Released to radio as the follow-up to “Homeworld (The Ladder),” “Lightning Strikes” marks the return of horns to a Yes song. The band is not known for its subtle use of brass and reeds, but the Marguerita Horns are well integrated into the song’s arrangement. It’s easy to see why Yes issued this as a single.
Opening with a sampled mellotron flute sound from “Phenomenal Cat” by the Kinks, “Lightning Strikes” incorporates contemporary production and with a traditional Yes feel. It’s upbeat yet does not pander for radio play.
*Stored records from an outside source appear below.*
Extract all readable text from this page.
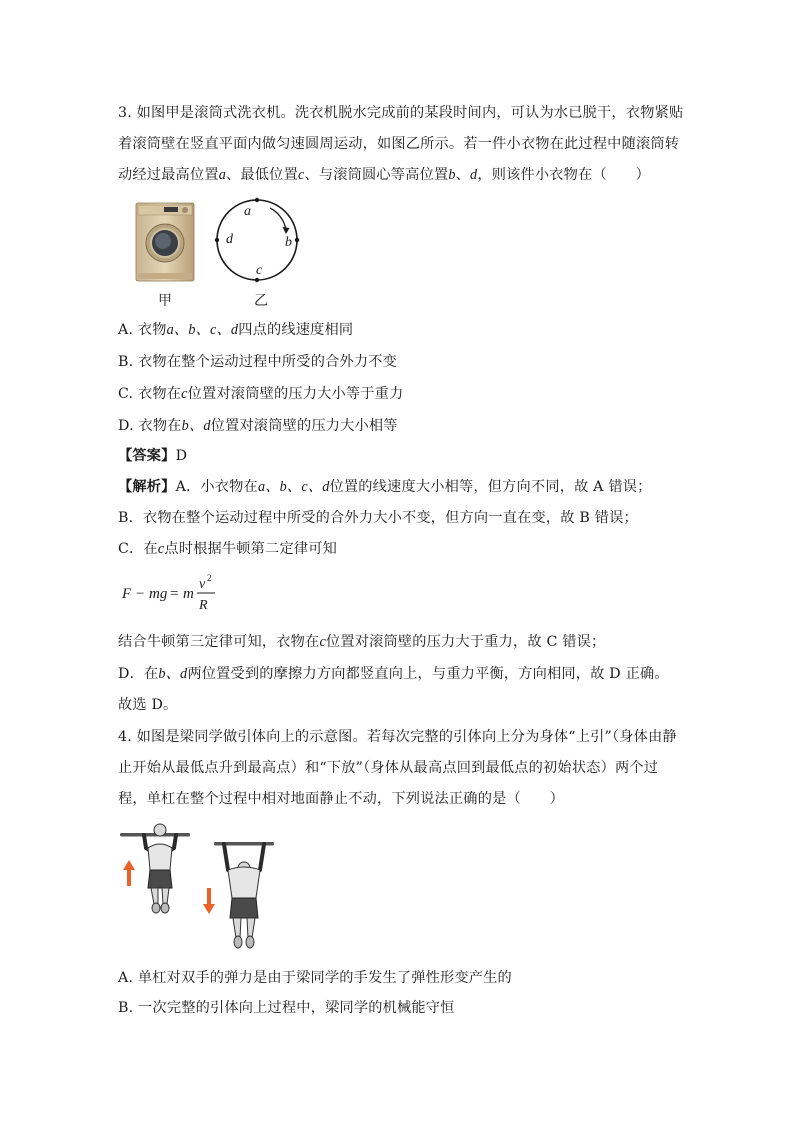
3. 如图甲是滚筒式洗衣机。洗衣机脱水完成前的某段时间内，可认为水已脱干，衣物紧贴
着滚筒壁在竖直平面内做匀速圆周运动，如图乙所示。若一件小衣物在此过程中随滚筒转
动经过最高位置a、最低位置c、与滚筒圆心等高位置b、d，则该件小衣物在（　　）
甲
a
b
c
d
乙
A. 衣物a、b、c、d四点的线速度相同
B. 衣物在整个运动过程中所受的合外力不变
C. 衣物在c位置对滚筒壁的压力大小等于重力
D. 衣物在b、d位置对滚筒壁的压力大小相等
【答案】D
【解析】A．小衣物在a、b、c、d位置的线速度大小相等，但方向不同，故 A 错误；
B．衣物在整个运动过程中所受的合外力大小不变，但方向一直在变，故 B 错误；
C．在c点时根据牛顿第二定律可知
F − mg = m
v 2
R
结合牛顿第三定律可知，衣物在c位置对滚筒壁的压力大于重力，故 C 错误；
D．在b、d两位置受到的摩擦力方向都竖直向上，与重力平衡，方向相同，故 D 正确。
故选 D。
4. 如图是梁同学做引体向上的示意图。若每次完整的引体向上分为身体“上引”（身体由静
止开始从最低点升到最高点）和“下放”（身体从最高点回到最低点的初始状态）两个过
程，单杠在整个过程中相对地面静止不动，下列说法正确的是（　　）
A. 单杠对双手的弹力是由于梁同学的手发生了弹性形变产生的
B. 一次完整的引体向上过程中，梁同学的机械能守恒
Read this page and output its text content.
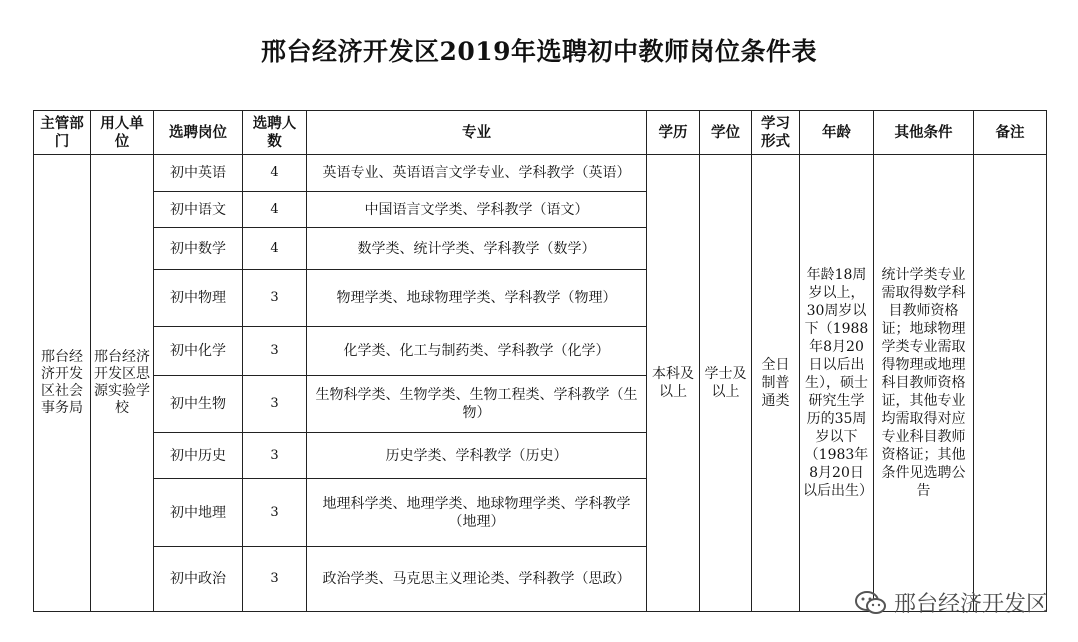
邢台经济开发区2019年选聘初中教师岗位条件表
主管部门	用人单位	选聘岗位	选聘人数	专业	学历	学位	学习形式	年龄	其他条件	备注

邢台经济开发区社会事务局	邢台经济开发区思源实验学校	初中英语	4	英语专业、英语语言文学专业、学科教学（英语）	本科及以上	学士及以上	全日制普通类	年龄18周岁以上，30周岁以下（1988年8月20日以后出生），硕士研究生学历的35周岁以下（1983年8月20日以后出生）	统计学类专业需取得数学科目教师资格证；地球物理学类专业需取得物理或地理科目教师资格证，其他专业均需取得对应专业科目教师资格证；其他条件见选聘公告	
		初中语文	4	中国语言文学类、学科教学（语文）						
		初中数学	4	数学类、统计学类、学科教学（数学）						
		初中物理	3	物理学类、地球物理学类、学科教学（物理）						
		初中化学	3	化学类、化工与制药类、学科教学（化学）						
		初中生物	3	生物科学类、生物学类、生物工程类、学科教学（生物）						
		初中历史	3	历史学类、学科教学（历史）						
		初中地理	3	地理科学类、地理学类、地球物理学类、学科教学（地理）						
		初中政治	3	政治学类、马克思主义理论类、学科教学（思政）						
邢台经济开发区
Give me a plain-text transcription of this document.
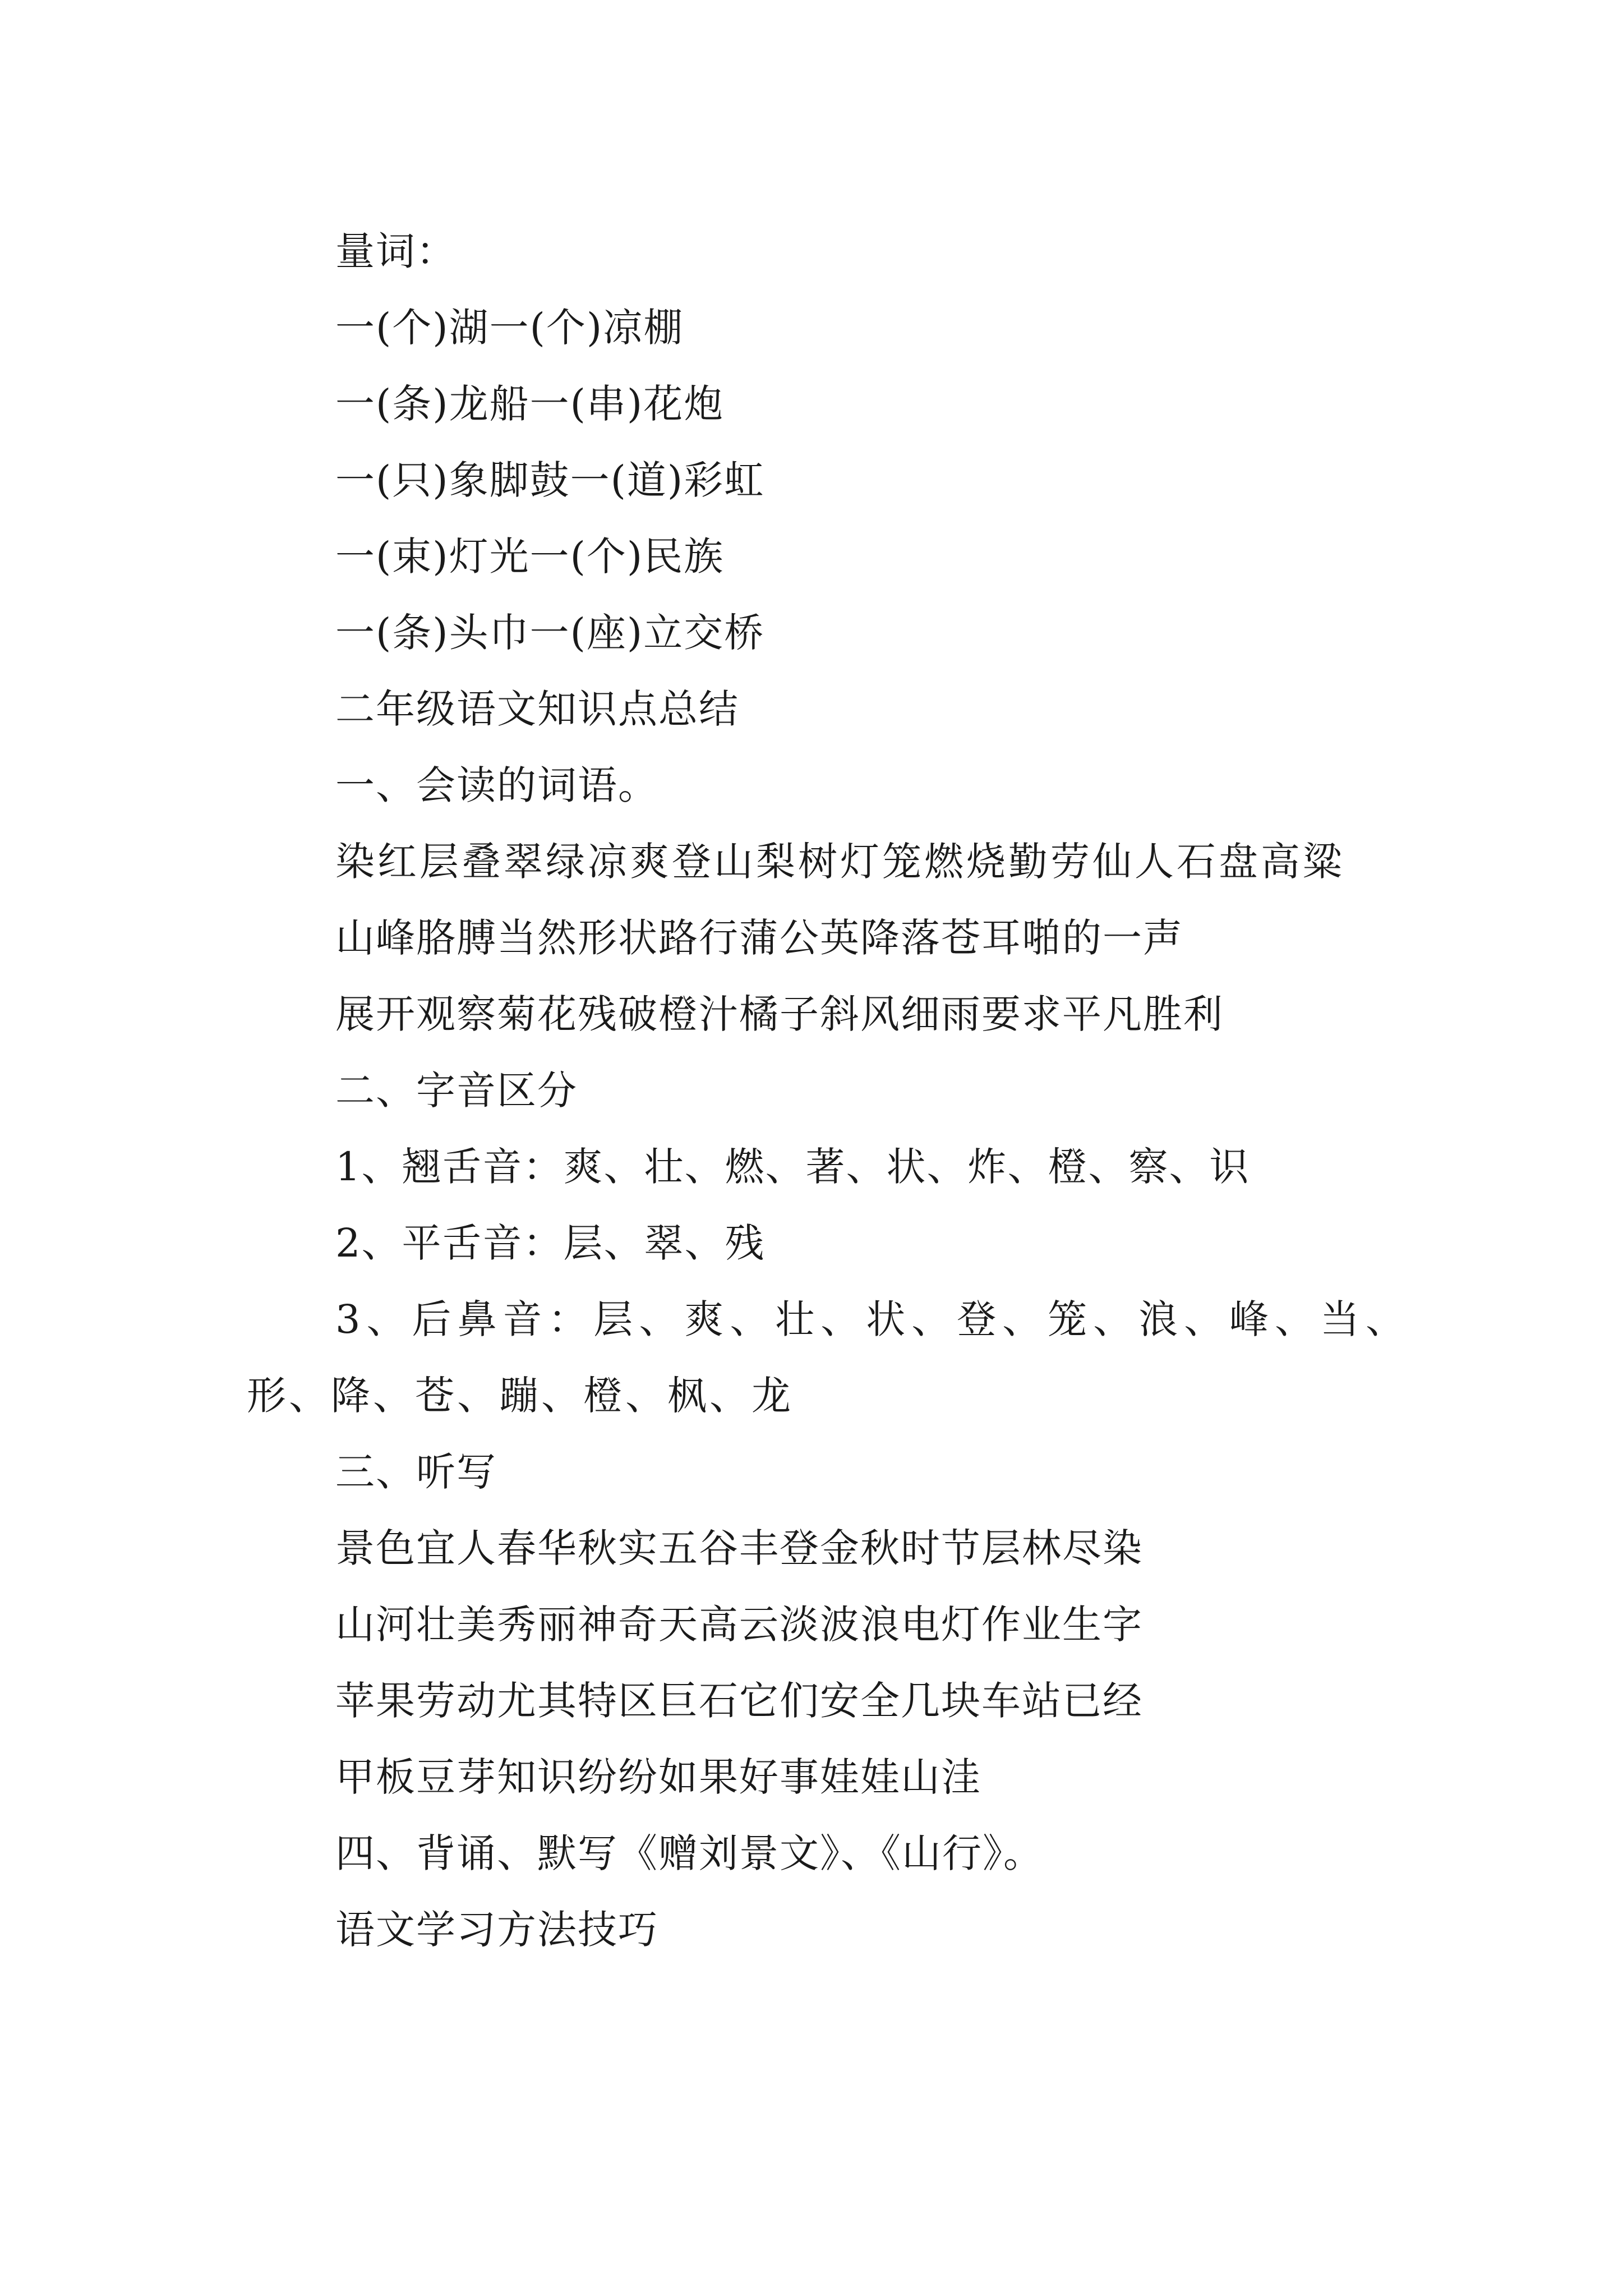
量词：
一(个)湖一(个)凉棚
一(条)龙船一(串)花炮
一(只)象脚鼓一(道)彩虹
一(束)灯光一(个)民族
一(条)头巾一(座)立交桥
二年级语文知识点总结
一、会读的词语。
染红层叠翠绿凉爽登山梨树灯笼燃烧勤劳仙人石盘高粱
山峰胳膊当然形状路行蒲公英降落苍耳啪的一声
展开观察菊花残破橙汁橘子斜风细雨要求平凡胜利
二、字音区分
1、翘舌音：爽、壮、燃、著、状、炸、橙、察、识
2、平舌音：层、翠、残
3、后鼻音：层、爽、壮、状、登、笼、浪、峰、当、形、降、苍、蹦、橙、枫、龙
三、听写
景色宜人春华秋实五谷丰登金秋时节层林尽染
山河壮美秀丽神奇天高云淡波浪电灯作业生字
苹果劳动尤其特区巨石它们安全几块车站已经
甲板豆芽知识纷纷如果好事娃娃山洼
四、背诵、默写《赠刘景文》、《山行》。
语文学习方法技巧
Part of the feel comes from the arranging acumen of former keyboardist Igor Khoroshev. By then a full member of the band, Khoroshev adds modern techniques with Rick Wakeman-like finesse.
Clearly, Yes was energized by writing, arranging and playing in the same room. Jon Anderson’s lyrics are direct, as is his strong vocal. Chris Squire and Alan White combine to add a direct and multilayered back beat, which includes percussion samples and synth-drum accents.
The mid-song breakdown provides a bit of a musical left turn, yet Billy Sherwood’s subtle electric rhythm-guitar textures are not lost in the mix. The bass break, which precedes a recapitulation of the main theme, is the cherry on the top. That, and a few select Steve Howe acoustic and electric-guitar fills, bring “Lightning Strikes” to a satisfying end.